Kramer Levin continues to be a leader in the retail restructuring space. Building off significant recent representations in, among other retail matters, Nine West, Payless, Neiman Marcus, Toys “R” Us and Gymboree, Kramer Levin was selected as counsel to the Official Committee of Unsecured Creditors of Forever 21 and its affiliates, which filed for Chapter 11 protection in Delaware on Sept. 29, 2019. Forever 21 is a specialty fashion retailer of women’s and men’s apparel and accessories, which, as of the Petition Date, operated approximately 800 stores in more than 40 countries.

Upon being retained by the Committee, Kramer Levin promptly focused on the term of the debtor-in-possession (DIP) financing and related operational issues necessary for the company’s go-forward business and restructuring plan. While many recent retail cases have featured an expedited sale process or liquidation, Forever 21 intends to confirm a standalone plan of reorganization. 

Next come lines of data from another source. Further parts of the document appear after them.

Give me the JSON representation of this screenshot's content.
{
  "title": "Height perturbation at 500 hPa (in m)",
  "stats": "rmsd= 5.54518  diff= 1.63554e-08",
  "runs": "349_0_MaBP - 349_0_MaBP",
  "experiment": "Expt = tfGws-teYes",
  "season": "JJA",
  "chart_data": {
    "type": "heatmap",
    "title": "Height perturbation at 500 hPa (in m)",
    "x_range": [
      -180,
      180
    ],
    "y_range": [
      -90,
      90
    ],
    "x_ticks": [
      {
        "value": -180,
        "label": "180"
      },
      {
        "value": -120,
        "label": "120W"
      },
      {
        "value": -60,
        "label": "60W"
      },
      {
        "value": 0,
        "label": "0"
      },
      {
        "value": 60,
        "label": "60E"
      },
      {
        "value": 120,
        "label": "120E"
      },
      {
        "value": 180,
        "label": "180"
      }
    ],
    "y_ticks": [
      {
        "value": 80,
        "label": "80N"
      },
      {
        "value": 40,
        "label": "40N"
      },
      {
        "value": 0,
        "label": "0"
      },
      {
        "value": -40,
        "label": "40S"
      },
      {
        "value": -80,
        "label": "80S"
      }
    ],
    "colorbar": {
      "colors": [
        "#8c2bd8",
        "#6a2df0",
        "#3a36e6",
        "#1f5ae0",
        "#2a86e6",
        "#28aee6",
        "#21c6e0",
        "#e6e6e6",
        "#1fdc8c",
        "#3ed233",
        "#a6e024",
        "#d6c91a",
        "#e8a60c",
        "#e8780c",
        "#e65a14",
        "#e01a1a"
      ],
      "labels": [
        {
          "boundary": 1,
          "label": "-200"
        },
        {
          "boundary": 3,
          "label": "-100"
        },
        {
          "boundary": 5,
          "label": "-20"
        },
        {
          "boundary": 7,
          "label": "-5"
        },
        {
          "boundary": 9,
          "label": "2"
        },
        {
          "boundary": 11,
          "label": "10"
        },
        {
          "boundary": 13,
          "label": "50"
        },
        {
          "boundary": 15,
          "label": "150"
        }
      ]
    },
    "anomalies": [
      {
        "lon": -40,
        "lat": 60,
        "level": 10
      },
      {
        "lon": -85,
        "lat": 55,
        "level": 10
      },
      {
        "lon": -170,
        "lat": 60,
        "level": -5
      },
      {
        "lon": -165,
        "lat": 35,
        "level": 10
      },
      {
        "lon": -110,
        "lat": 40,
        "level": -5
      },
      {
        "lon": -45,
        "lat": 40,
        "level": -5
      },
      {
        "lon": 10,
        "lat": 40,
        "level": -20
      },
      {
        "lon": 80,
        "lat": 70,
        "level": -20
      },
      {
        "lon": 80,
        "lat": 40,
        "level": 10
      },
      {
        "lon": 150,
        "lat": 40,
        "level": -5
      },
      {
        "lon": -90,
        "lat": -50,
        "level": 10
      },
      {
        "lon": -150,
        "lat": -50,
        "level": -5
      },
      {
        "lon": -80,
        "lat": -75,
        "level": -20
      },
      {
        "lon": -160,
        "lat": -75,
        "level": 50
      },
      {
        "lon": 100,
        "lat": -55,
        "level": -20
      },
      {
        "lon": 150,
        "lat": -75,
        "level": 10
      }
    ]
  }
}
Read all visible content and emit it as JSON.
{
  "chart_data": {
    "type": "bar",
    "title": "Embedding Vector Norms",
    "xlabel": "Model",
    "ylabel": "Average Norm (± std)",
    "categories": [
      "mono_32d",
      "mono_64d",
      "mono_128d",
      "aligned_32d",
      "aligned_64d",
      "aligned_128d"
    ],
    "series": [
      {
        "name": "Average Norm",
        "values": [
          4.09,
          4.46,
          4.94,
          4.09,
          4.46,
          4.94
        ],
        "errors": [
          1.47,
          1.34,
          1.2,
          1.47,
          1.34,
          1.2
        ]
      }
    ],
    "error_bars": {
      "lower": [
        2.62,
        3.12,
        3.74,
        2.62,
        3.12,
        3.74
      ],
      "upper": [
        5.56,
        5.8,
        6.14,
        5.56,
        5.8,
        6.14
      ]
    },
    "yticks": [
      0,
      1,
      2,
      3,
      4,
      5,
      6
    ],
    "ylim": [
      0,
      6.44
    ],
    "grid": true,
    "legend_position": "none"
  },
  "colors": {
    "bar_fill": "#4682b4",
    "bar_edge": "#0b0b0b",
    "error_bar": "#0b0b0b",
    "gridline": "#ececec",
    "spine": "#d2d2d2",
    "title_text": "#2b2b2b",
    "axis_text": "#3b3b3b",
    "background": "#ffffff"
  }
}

For retail companies contemplating filing for chapter 11 protection, not only is the time of year of the filing important, but also the expected time frame the case will last. This is particularly important given that the 2005 amendments to the Bankruptcy Code modified Section 365(d)(4) to provide that Debtors must assume or reject unexpired leases of nonresidential property within 120 days of the filing. This period can be extended by an additional 90 days (i.e., up to 210 days following the petition date), but any further extension beyond 210 days requires the written consent of the applicable landlord. It is somewhat ironic that this 2005 amendment was viewed in part as a mechanism to help prevent Debtors from dragging their feet and languishing in chapter 11; now, it is sometimes viewed as a contributing factor in forcing companies to liquidate prematurely, particularly retail debtors with a significant number of store leases. Such debtors now must make numerous decisions regarding their entire lease portfolio within 210 days of filing, which can include critical tasks such as analyzing each store’s performance, implementing efforts to improve store profitability, and reduce expenses and merchandising decisions, all while simultaneously negotiating with the various parties, not to mention potentially marketing the leases.

With respect to Forever 21, even though all parties are working expeditiously toward a successful reorganization in advance of the 210-day deadline, the statutory deadline is still a relevant backdrop — for example, the timeline and milestones contained in the DIP financing were formulated by the lenders with that deadline very much in mind; the DIP lenders wanted to ensure that if the plan of reorganization is not implemented by 150 days following the petition date there would be enough time to liquidate their collateral through going-out-of-business sales in all stores prior to expiration of the 210-day period. 

Accordingly, any company in bankruptcy — particularly retailers — should engage in discussions with their landlords as early in the restructuring process as practicable (and ideally prepetition), as companies need adequate time to evaluate store operations as part of an overall restructuring process. It is critical that a debtor not be forced to make premature decisions about store closures and lease rejections. The statutory deadline may also be particularly relevant in cases that may take longer than 210 days (particularly those not supported by a restructuring support agreement or 363 sale process).